Presentations from Field Based Chemistry Europe 2013

Following the review of Field Based Chemistry Europe 2013, please find below a selection of presentations made available with the kind permission of the presenters. Click the presentation title to view.

Application of Forge and Spark to develop new drug candidates from lead compounds derived from network pharmacology models
Ben Allen of e-Therapeutics described how network pharmacology can help to identify drugs when nothing is known about their binding. His presentation explained how they use networks to identify the protein footprint of compounds. They use the Cresset tools Spark and Forge for structural ligand-based bioisostere identification.

Conformational sampling tools
María José Ojeda Montes of Universitat Rovira i Virgili described a methodology they have been developing to explore the conformational space around leads. They found that the acceptable reliability for finding the bioactive pose decreased as the number of rotatable bonds increased above seven. They hope in future to generate a database of pre-generated conformations of small molecules with less than seven rotatable bonds, which includes 70% of the small molecules of the Zinc database.
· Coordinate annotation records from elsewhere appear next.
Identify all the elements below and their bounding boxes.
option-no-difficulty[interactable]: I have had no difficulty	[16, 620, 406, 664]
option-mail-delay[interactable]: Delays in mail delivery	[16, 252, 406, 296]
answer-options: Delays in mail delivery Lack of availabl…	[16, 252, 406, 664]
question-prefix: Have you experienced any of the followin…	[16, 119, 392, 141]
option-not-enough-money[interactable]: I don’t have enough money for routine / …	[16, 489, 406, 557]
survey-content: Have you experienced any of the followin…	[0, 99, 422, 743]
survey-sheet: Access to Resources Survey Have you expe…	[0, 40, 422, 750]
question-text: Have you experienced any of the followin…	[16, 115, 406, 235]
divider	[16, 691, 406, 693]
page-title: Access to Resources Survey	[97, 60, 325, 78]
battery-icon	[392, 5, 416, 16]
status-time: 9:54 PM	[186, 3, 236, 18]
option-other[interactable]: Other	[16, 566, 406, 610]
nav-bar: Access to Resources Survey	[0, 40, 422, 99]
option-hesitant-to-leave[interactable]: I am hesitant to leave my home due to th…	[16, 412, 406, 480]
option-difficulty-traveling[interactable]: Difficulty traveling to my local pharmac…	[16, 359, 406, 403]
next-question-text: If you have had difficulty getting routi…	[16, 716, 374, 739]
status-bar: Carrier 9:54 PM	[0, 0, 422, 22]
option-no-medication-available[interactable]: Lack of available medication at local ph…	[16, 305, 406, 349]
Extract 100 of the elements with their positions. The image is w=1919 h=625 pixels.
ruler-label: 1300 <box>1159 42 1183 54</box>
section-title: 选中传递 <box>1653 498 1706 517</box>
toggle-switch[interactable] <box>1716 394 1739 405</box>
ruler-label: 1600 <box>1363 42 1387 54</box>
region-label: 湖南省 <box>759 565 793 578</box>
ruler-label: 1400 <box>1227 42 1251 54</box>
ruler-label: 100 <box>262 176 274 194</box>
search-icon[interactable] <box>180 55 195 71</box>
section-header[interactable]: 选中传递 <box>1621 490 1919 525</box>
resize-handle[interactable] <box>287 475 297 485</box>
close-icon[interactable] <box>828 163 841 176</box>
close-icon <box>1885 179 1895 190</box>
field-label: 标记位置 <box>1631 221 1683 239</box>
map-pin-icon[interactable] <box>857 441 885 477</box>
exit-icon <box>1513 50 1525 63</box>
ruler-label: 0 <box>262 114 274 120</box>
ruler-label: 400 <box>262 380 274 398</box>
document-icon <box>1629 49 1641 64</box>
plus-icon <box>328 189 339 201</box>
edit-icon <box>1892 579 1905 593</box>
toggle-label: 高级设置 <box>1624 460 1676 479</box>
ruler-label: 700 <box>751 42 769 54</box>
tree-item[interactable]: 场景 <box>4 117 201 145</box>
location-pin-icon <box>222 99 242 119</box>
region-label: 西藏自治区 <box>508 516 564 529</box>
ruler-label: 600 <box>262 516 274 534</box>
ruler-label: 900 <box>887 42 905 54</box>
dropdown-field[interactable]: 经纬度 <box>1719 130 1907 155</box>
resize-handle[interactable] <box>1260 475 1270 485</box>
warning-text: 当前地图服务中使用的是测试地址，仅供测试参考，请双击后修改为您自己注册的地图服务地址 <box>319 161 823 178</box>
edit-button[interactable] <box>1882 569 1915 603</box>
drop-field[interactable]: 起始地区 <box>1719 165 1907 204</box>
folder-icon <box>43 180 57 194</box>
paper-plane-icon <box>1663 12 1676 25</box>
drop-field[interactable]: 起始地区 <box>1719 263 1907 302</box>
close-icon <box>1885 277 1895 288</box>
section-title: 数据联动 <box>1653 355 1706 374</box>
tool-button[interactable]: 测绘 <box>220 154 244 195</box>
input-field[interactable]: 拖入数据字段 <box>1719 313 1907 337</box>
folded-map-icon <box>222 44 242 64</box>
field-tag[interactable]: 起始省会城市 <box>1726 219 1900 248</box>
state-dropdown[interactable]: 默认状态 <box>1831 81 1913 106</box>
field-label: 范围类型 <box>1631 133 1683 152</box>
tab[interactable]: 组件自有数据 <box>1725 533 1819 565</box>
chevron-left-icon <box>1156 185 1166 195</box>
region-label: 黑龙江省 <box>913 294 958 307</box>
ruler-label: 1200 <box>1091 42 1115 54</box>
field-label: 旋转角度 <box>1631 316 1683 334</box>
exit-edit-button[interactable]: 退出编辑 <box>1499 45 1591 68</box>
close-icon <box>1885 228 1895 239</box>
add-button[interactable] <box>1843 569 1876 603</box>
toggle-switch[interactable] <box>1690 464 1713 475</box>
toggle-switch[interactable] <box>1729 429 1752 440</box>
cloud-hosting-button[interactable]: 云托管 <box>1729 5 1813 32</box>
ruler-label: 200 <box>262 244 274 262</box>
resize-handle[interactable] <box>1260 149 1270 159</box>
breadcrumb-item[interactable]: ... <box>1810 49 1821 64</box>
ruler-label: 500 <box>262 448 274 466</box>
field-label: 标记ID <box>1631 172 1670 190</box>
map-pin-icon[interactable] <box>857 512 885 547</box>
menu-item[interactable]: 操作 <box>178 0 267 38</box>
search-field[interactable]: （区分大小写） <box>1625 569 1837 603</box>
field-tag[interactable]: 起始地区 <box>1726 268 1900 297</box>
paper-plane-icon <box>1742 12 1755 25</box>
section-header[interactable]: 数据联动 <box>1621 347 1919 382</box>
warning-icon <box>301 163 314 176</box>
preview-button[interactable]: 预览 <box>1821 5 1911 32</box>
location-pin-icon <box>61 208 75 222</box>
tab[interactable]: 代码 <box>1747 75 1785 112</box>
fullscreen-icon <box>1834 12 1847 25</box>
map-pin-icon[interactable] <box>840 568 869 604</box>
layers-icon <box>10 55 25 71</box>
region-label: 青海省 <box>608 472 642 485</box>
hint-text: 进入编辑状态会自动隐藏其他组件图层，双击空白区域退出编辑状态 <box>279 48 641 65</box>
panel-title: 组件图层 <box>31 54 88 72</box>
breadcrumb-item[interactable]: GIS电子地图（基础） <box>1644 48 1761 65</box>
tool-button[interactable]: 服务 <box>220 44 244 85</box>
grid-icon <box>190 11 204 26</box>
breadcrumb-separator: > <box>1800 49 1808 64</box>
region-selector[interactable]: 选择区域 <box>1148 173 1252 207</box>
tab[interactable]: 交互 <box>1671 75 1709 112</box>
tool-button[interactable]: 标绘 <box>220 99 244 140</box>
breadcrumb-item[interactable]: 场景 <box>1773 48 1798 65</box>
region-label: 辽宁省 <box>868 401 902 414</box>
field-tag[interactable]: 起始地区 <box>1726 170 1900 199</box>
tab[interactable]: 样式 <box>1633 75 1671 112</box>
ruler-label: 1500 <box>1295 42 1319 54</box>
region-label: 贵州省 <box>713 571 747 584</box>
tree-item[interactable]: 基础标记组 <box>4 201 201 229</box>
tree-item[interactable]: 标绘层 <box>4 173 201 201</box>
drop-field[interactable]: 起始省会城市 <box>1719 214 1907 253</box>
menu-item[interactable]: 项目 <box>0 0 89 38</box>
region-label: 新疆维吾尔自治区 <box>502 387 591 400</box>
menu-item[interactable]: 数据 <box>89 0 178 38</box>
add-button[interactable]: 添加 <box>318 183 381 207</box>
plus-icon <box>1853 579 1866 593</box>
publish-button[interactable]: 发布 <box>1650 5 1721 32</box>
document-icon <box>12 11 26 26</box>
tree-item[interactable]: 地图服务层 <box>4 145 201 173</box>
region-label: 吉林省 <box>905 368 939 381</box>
Upcoming features and future horizons
Dr Mark Mackey, Cresset’s CSO described new features, current work and topics that Cresset are looking at for the future.

The trend to outsource computational chemistry
Dr Martin Slater, Cresset’s Director of Consulting outlined the increasing fragmentation of the pharmaceutical industry and the decrease in R&D spend that have contributed to the increase in outsourcing of all aspects of drug discovery, including computational chemistry. He described a recent consulting project for Mission Therapeutics to produce a small compound library. Further reading: The trend to outsource computational chemistry; Cresset services.

Kinetics versus thermodynamics – insight into protein function
Dr Andy Vinter, Cresset’s founder and Chairman described the difference between the active β2AR/”G” vs the inactive β2AR. He explained how studying the difference between the very similar active agonist and the inactive antagonist will reveal a lot of information and will be a useful test of the XED force field.